Wörtlich sagte Bischof Kohlgraf: „Burchard suchte nicht nach persönlicher Anerkennung. Das erscheint mir ein wichtiger Hinweis zu sein. Alles, was wir heute versuchen, darf weder dem Zweck dienen, das Ansehen des Bischofs zu steigern noch das Ansehen oder die Statistik der Kirche zu retten. Es geht vielmehr darum, Christus zum Strahlen zu bringen, und auch, seinen manchmal unbequemen Anspruch zu benennen. Am Ende geht es darum, Menschen zu öffnen für Christus und den Glauben an ihn. Die Kirche ist dabei Werkzeug und Instrument, nicht mehr und nicht weniger.“
Musikalisch gestaltet wurde das Pontifikalamt durch einen Chor aus Domchor und St. Martinschor sowie Domkantor Dan Zerfaß und Daniel Wolf an der Orgel.
Als bedeutender Rechtsgelehrter seiner Zeit verfasste Burchard die „Lex familiae Wormatiensis ecclesiae“, das so genannte Wormser Hofrecht, und die Kirchenrechtssammlung „Liber decretorum“.

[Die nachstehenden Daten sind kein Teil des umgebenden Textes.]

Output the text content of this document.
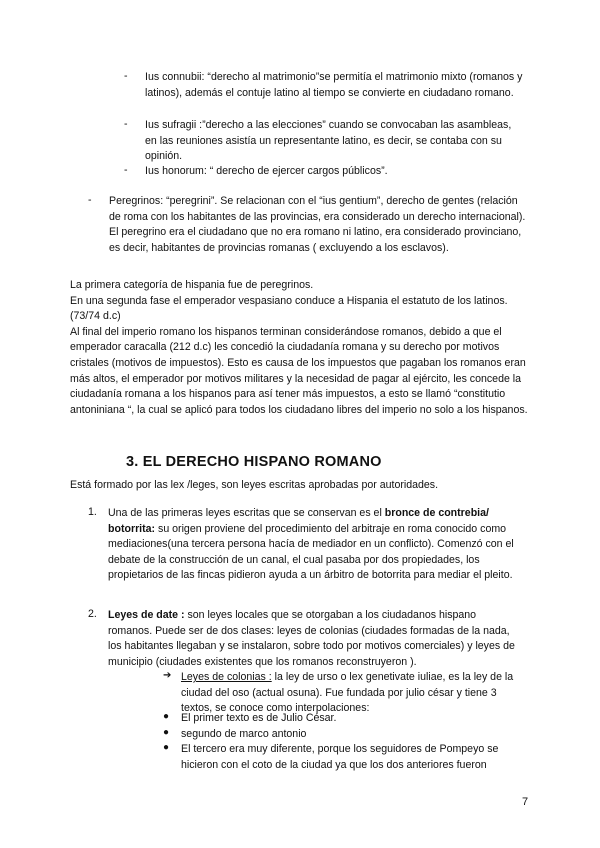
- Ius connubii: “derecho al matrimonio”se permitía el matrimonio mixto (romanos y latinos), además el contuje latino al tiempo se convierte en ciudadano romano.

- Ius sufragii :”derecho a las elecciones” cuando se convocaban las asambleas, en las reuniones asistía un representante latino, es decir, se contaba con su opinión.

- Ius honorum: “ derecho de ejercer cargos públicos”.

- Peregrinos: “peregrini”. Se relacionan con el “ius gentium”, derecho de gentes (relación de roma con los habitantes de las provincias, era considerado un derecho internacional). El peregrino era el ciudadano que no era romano ni latino, era considerado provinciano, es decir, habitantes de provincias romanas ( excluyendo a los esclavos).

La primera categoría de hispania fue de peregrinos.

En una segunda fase el emperador vespasiano conduce a Hispania el estatuto de los latinos. (73/74 d.c)

Al final del imperio romano los hispanos terminan considerándose romanos, debido a que el emperador caracalla (212 d.c) les concedió la ciudadanía romana y su derecho por motivos cristales (motivos de impuestos). Esto es causa de los impuestos que pagaban los romanos eran más altos, el emperador por motivos militares y la necesidad de pagar al ejército, les concede la ciudadanía romana a los hispanos para así tener más impuestos, a esto se llamó “constitutio antoniniana “, la cual se aplicó para todos los ciudadano libres del imperio no solo a los hispanos.

3. EL DERECHO HISPANO ROMANO

Está formado por las lex /leges, son leyes escritas aprobadas por autoridades.

1. Una de las primeras leyes escritas que se conservan es el bronce de contrebia/ botorrita: su origen proviene del procedimiento del arbitraje en roma conocido como mediaciones(una tercera persona hacía de mediador en un conflicto). Comenzó con el debate de la construcción de un canal, el cual pasaba por dos propiedades, los propietarios de las fincas pidieron ayuda a un árbitro de botorrita para mediar el pleito.

2. Leyes de date : son leyes locales que se otorgaban a los ciudadanos hispano romanos. Puede ser de dos clases: leyes de colonias (ciudades formadas de la nada, los habitantes llegaban y se instalaron, sobre todo por motivos comerciales) y leyes de municipio (ciudades existentes que los romanos reconstruyeron ).

➔ Leyes de colonias : la ley de urso o lex genetivate iuliae, es la ley de la ciudad del oso (actual osuna). Fue fundada por julio césar y tiene 3 textos, se conoce como interpolaciones:

● El primer texto es de Julio César.

● segundo de marco antonio

● El tercero era muy diferente, porque los seguidores de Pompeyo se hicieron con el coto de la ciudad ya que los dos anteriores fueron

7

Das Wormser Hofrecht ist eine der frühesten und bedeutendsten Rechtsaufzeichnungen einer hochmittelalterlichen Grundherrschaft. Für den Rechtshistoriker Gerhard Dilcher (1932–2024) gilt sie in der Wissenschaft als „eine der detailliertesten und genauest formulierten Rechtssetzungen dieser Zeit“ sowie als „eine aufschlussreiche Quelle in sozial- und ständegeschichtlichen Fragen“.
Der Liber decretorum wiederum war die bis dahin aufwendigste und erfolgreichste methodische Kirchenrechtssammlung, welche dank anerkannter Autoritäten, schlüssiger Gliederung und praktischer Anwendbarkeit zur beliebtesten Kirchenrechtssammlung des 11. und 12. Jahrhunderts avancierte.

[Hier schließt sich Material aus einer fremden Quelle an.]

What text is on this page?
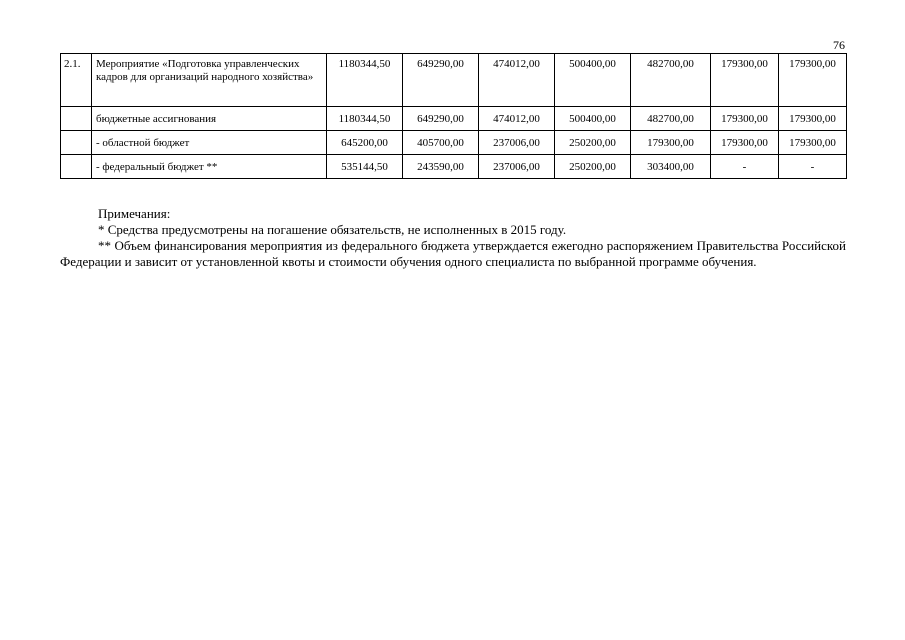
76
2.1.	Мероприятие «Подготовка управленческих кадров для организаций народного хозяйства»	1180344,50	649290,00	474012,00	500400,00	482700,00	179300,00	179300,00
	бюджетные ассигнования	1180344,50	649290,00	474012,00	500400,00	482700,00	179300,00	179300,00
	- областной бюджет	645200,00	405700,00	237006,00	250200,00	179300,00	179300,00	179300,00
	- федеральный бюджет **	535144,50	243590,00	237006,00	250200,00	303400,00	-	-

Примечания:

* Средства предусмотрены на погашение обязательств, не исполненных в 2015 году.

** Объем финансирования мероприятия из федерального бюджета утверждается ежегодно распоряжением Правительства Российской Федерации и зависит от установленной квоты и стоимости обучения одного специалиста по выбранной программе обучения.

Bis zum 18. Oktober ist im Wormser Dom die Ausstellung „Burchard, der Erneuerer“ zu sehen, die von der City- und Touristenseelsorge zusammen mit „atelierblau“ konzipiert und gestaltet wurde. Darüber hinaus bietet der Altertumsverein am Freitag, dem 12. September, um 19 Uhr im Haus am Dom den Vortrag „Die Wormser Burchardfeier von 1925 – ‚Pfaffendemonstration‘ oder ein ‚Fest der ganzen Stadt‘?“ von Dr. Burkhard Keilmann an.
Das Stadtarchiv Worms und die Akademie der Wissenschaften Mainz veranstalten außerdem vom Donnerstag, dem 16. Oktober, bis Samstag, dem 18. Oktober, im Haus am Dom eine wissenschaftliche Tagung zum Thema „Burchard von Worms: Ein Bischof und seine Welt“.
Auch das Abschlusskonzert der Reihe „via mediaeval“ des Kultursommers Rheinland-Pfalz greift am Samstag, dem 18. Oktober, im Wormser Dom mit mittelalterlicher Musik unter dem Titel „In Memoriam Burchardi“ das Jubiläum auf.